On Thursday, Japan’s new foreign minister said it was critical to maintain constructive and stable ties with China, while also appealing for China’s larger neighbour to behave responsibly.
Dedicated US ally Japan has recently become increasingly vocal in challenging China’s assertiveness on topics such as the disputed South China Sea and China’s claim to self-ruled Taiwan.
At the same time, Japan’s ruling party intends to evaluate its defence posture in the face of China’s military growth, with the goal of significantly increasing defence spending.
Yoshimasa Hayashi, in his first news conference as foreign minister, stressed the importance of constructive, stable relations with China.
“Ties between Japan and China are increasingly important not just for our two countries, but for the peace and prosperity of the region and the international community,” Hayashi said.
“We need to assert and ask for responsible behaviour while at the same time, maintain dialogue and firmly cooperate on shared challenges,” he said.
He did not elaborate on what he meant by responsible behaviour.

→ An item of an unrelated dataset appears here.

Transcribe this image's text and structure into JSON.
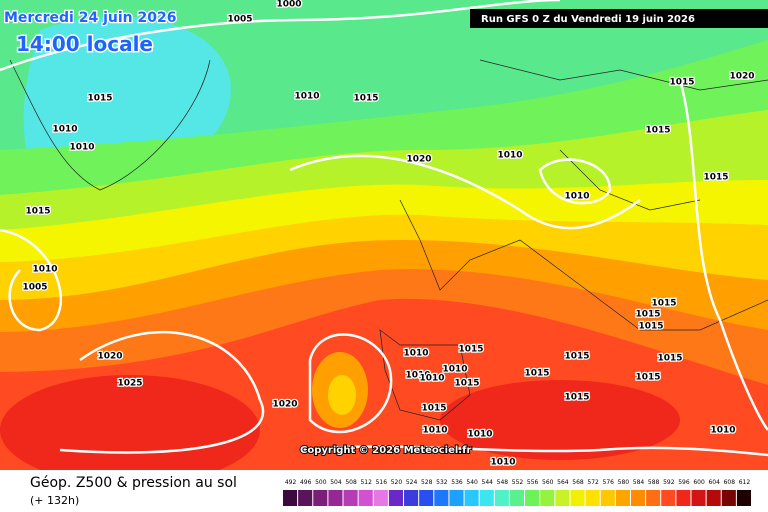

Ties between Japan and China have been plagued for years by a territorial dispute over a group of tiny East China Sea islets as well as the legacy of Japan’s past military aggression.
Hayashi said time was not ripe to set a date for a visit to Japan by Chinese President Xi Jinping because of the coronavirus pandemic.
A state visit by Xi was originally scheduled for 2020 but was postponed because of the coronavirus.
Hayashi also said he would step down as head of the Japan-China Parliamentarians’ Friendship League to avoid “unnecessary misunderstanding”.
There have been doubts among conservative lawmakers in the ruling Liberal Democratic Party that Hayashi, as the head of the league, could take a firm stand on China, media has said.
Yuko Obuchi, a former trade minister and daughter of former prime minister Keizo Obuchi, would take over as head of the league, the Kyodo news agency reported.